I signed up for this. As a dear friend said, “This is the life.”
So, get set, go. Every day, move.
February 20, 2011 § Leave a comment
There are so many reasons to sign Planned Parenthood’s petition to Congress to reverse their bill to bar federal funding to Planned Parenthood. This organization has been a safe haven for both women and men from all walks of life, and has filled a major gap in meeting the crucial health care needs of our nation’s young people for almost a century. The House’s move to bar funding for birth control, cancer screenings, HIV testing is yet another piece of undeniable proof that the House is out of touch with the needs of our generation. These actions will have a pervasive impact on our communities for many, many years, and I am disgusted that the House has betrayed the many individuals who rely on Planned Parenthood to live a more healthy life — all because many of our leaders cannot separate from base ideologies that obviously do not reflect any concern for or knowledge of the real needs of their people.
Please sign the petition.
February 20, 2011 § Leave a comment
Today, I came across a picture of my mother’s roses. These were picked last year, probably around June. Mama has always been a green thumb, and I’ve tried my best to keep 3 plants alive for the past 6 months. Happy to report that I’ve yet to kill them. Maybe, this Spring, I’ll consider upgrading to some flowering plants to bring a little more color into my and Takafumi’s apartment. Maybe.
February 16, 2011 § Leave a comment
Right now, I feel so blessed to have you in my life. When I lose my footing, when the walls seem to cave, when everything is a little out of place, you steady me.
Almost effortlessly, you rescue me.
February 13, 2011 § Leave a comment
I haven’t been writing. I get sad when I think about that, but I’m tired of regret. I complain so often about not having the time to tend to all that inspires me. And, now, I have grown tired of the complaining, the “I’ll get to it tomorrows,” the incessant wanting and never getting.
If you want things, you must work.
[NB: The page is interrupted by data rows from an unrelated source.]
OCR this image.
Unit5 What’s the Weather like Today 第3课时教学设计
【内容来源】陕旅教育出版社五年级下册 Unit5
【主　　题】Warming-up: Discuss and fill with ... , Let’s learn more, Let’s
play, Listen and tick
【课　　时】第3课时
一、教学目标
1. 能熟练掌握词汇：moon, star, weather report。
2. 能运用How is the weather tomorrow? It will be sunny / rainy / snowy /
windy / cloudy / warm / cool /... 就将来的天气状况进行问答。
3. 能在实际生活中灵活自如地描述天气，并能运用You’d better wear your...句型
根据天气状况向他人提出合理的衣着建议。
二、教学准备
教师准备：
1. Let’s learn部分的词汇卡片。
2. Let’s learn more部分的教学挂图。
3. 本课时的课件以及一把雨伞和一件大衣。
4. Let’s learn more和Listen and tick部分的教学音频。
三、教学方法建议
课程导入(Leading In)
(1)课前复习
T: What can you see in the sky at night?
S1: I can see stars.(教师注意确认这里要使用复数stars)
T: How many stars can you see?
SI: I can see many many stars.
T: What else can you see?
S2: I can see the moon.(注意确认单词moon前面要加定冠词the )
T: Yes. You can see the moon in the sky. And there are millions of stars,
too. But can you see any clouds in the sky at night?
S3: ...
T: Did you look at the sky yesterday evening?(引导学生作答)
Every little bit of work will push you forward somewhere, anywhere. That’s the way I’ve been living my pre-doctor life on this unbelievably intense pre-doctor route. I’ve been so good at focusing on my career, and I want to somehow use that same motivation to keep the other parts of me alive. It’s important to me that, when I come out of the other side of this long road — after the postbacc program, medical school, residency — that I can still recognize myself and all that has mattered to me over the years.